Além da necessidade por produtos de maior valor agregado, o mercado de cargas minerais para plásticos também se caracteriza por um número restrito de opções de minerais adequados às aplicações, muito menor, por exemplo, do que no segmento de tintas, onde a possibilidade de substituição de matérias-primas é ampla.

Os principais minerais empregados pelos produtores de plásticos são os silicatos, óxidos e carbonatos, em particular carbonato de cálcio, talco, alumina hidratada, diatomita, feldspato, nefelina-sienito, dolomita, mica, caulim, barita, wollastonita e bentonita. Sua utilização se originou pela possibilidade de substituição parcial da resina e redução de custos, e foi acentuada pela crise do petróleo nos anos 70. Mas a incorporação dos minerais oferece muito mais que isso e pode proporcionar (conforme a quantidade adicionada e a variedade do material) aumento da rigidez, resistência ao creep (fluência), resistência à chama, condutividade térmica e redução do coeficiente de condução térmica. Mais recentemente, também foi possível realçar propriedades como a resistência à tensão, ao impacto, ao calor e a ambientes químicos agressivos.

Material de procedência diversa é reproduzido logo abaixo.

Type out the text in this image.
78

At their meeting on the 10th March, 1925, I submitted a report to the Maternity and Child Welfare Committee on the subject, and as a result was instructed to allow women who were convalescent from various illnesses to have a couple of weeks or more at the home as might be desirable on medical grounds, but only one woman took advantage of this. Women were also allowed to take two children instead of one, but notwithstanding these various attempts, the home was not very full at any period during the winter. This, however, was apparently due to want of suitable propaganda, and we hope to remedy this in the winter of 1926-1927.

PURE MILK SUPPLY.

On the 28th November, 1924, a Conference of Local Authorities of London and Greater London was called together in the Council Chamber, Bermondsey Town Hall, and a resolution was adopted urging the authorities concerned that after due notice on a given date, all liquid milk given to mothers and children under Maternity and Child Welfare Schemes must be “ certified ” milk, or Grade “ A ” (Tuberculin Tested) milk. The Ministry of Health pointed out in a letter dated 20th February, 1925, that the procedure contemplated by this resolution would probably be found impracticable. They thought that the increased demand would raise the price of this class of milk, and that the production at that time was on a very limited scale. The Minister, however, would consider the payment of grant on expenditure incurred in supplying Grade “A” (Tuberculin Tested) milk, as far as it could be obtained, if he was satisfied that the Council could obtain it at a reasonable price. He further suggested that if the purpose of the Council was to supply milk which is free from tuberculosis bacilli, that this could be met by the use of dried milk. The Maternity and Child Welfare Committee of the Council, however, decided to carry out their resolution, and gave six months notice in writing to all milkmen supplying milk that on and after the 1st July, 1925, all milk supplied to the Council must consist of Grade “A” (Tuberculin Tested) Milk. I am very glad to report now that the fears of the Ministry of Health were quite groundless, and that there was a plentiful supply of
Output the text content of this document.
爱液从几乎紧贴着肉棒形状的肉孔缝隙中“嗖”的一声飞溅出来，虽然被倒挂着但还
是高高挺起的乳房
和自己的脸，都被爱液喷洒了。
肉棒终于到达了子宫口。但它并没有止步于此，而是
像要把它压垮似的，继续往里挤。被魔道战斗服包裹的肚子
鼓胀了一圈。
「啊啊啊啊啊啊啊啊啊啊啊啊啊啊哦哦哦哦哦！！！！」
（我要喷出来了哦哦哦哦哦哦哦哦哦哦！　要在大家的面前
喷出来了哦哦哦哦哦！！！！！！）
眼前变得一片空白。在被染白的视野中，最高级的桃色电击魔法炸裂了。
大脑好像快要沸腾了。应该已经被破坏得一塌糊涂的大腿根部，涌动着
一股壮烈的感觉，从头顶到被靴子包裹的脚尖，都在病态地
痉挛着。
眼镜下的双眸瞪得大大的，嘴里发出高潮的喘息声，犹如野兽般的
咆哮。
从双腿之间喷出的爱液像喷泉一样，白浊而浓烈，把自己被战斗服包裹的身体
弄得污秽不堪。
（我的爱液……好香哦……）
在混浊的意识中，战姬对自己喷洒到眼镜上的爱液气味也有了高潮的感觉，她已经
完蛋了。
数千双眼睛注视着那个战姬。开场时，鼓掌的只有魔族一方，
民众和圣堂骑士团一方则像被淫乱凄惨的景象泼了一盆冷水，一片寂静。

Um dos minerais mais comuns no universo dos plásticos é o talco. PP é o filão tradicional, mas o uso se intensifica em PEBD e PEAD, PVC, PS e PA. Essa carga, além de aumentar a rigidez da resina, é especificamente eficiente no aumento da temperatura de deflexão térmica e da resistência ao creep, embora também eleve a resistência à corrosão, umidade e calor, além da permeabilidade, a dureza, a estabilidade dimensional, o isolamento elétrico, a condutividade térmica e o retardamento à chama. Combinadas, essas propriedades resultam em redução do coeficiente de expansão térmica e a contração no molde, eliminam o empenamento durante a moldagem e permitem o uso associado de plástico e metal. Um fator importante é a possibilidade de redução do ciclo total de moldagem em até 30%, sem crescimento do desgaste dos equipamentos.

O talco também é o principal negócio da Xilolite, cuja atuação se originou na exploração de magnesita e na produção de dióxido de magnésio. Acontece que ambos os minérios ocorrem simultaneamente, e a atratividade do mercado de talco acabou direcionando a Xilolite para esse setor, uma vez que o produto pode ser utilizado em diversos produtos além de resinas termoplásticas.

A empresa emprega moderno sistema de flotação para a extração do minério, que é lamelar e facilita o processo. Por esse método, o minério é extraído, com auxílio de detonações ou não, e após moagem e homogeneização, é direcionado para as células de flotação, onde o talco se concentra nas partes superiores e é absorvido por espumas. O material em seguida é recuperado em filtros e secado.

De acordo com o diretor comercial da empresa, José Roberto Camargo, os produtores de plásticos já exigem talcos com granulometria na faixa de 1 micrômetro. A tendência é forte na indústria automobilística européia, mas atinge com maior ou menor intensidade diversos mercados, até mesmo o brasileiro. “Por conta dessas exigências, o talco se transformou em um produto de alta tecnologia na área de plásticos”, diz Camargo.